The US charge against India that the country's IPR regime is non-compliant with the global accord on Trade-Related Aspects of Intellectual Property Rights (TRIPs) is untenable. The TRIPs agreement allows a great degree of flexibility to member countries to mould their domestic patent statutes in such a way as to safeguard their "urgent public interests". India has utilised some, though not all, of such flexibility in putting together its patent laws. It is the provisions concerning compulsory licensing and definition of patentability that have particularly worried the US pharmaceutical industry. The compulsory licensing clause allows the government to permit indigenous production of a patented drug to ensure its adequate availability in the local market at affordable prices. The definition of patentability expounded in India's patent law, on the other hand, is meant to prevent "evergreening" - a term that refers to the extension of patents on trivial grounds, such as insignificant and incremental innovation or minor tweaking of the formula, or even a marginal new use of the patented product.

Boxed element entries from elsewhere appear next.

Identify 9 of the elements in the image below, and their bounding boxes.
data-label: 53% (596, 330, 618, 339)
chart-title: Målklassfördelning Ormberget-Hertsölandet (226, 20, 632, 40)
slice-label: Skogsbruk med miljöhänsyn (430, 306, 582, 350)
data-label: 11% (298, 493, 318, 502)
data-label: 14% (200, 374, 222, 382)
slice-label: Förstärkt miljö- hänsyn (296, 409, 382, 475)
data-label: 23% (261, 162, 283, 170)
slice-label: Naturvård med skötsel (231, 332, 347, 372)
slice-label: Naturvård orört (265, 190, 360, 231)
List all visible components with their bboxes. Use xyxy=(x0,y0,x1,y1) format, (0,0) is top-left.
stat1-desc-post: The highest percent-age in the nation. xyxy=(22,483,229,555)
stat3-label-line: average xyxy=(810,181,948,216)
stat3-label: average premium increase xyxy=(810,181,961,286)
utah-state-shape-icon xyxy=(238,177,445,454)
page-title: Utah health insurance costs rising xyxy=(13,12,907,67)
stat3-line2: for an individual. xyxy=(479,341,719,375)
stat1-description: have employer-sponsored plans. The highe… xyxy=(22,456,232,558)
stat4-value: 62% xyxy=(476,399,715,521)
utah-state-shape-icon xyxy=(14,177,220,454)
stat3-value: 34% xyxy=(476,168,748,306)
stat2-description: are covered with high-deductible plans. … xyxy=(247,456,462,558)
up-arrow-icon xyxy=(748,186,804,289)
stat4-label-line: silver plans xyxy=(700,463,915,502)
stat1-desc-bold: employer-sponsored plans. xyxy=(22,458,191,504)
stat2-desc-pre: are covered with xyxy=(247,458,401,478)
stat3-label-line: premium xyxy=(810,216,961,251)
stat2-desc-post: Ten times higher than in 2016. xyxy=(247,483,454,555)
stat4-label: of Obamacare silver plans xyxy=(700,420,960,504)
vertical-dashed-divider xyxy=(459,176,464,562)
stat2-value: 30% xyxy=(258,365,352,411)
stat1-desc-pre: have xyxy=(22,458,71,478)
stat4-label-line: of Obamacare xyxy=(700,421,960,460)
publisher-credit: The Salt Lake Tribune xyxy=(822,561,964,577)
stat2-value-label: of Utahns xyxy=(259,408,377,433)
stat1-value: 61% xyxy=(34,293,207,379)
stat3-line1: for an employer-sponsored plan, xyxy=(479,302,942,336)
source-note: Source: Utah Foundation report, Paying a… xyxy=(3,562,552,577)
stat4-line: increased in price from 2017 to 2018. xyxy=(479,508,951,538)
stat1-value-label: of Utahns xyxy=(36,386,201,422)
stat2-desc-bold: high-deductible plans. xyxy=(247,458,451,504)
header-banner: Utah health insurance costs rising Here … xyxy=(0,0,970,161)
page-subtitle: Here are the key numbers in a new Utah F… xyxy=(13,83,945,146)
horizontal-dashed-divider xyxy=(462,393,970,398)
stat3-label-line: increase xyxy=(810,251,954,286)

Even if the US sees the Indian patent regime as tilted in favour of domestic industry, that is neither illegal nor unique. New Delhi has already begun to compile cases in which the US has breached IPR laws to shield its own companies' interests. In contrast, New Delhi has used the compulsory licensing clause only once so far, in the case of Nexavar, a drug that is used to treat liver and kidney cancer. The patentability issue was subject to scrutiny by the Supreme Court - and upheld - when the patent application of the Swiss company Novartis for anti-cancer drug Glivec was challenged. For the US, attacking Indian patent legislation, which is compatible with WTO norms, would thus be a futile action. It should, instead, make a sincere effort to remove the irritants that are preventing trade between the two countries to rise to its potential. This exercise needs to begin in earnest when the new government takes office after the ongoing general elections.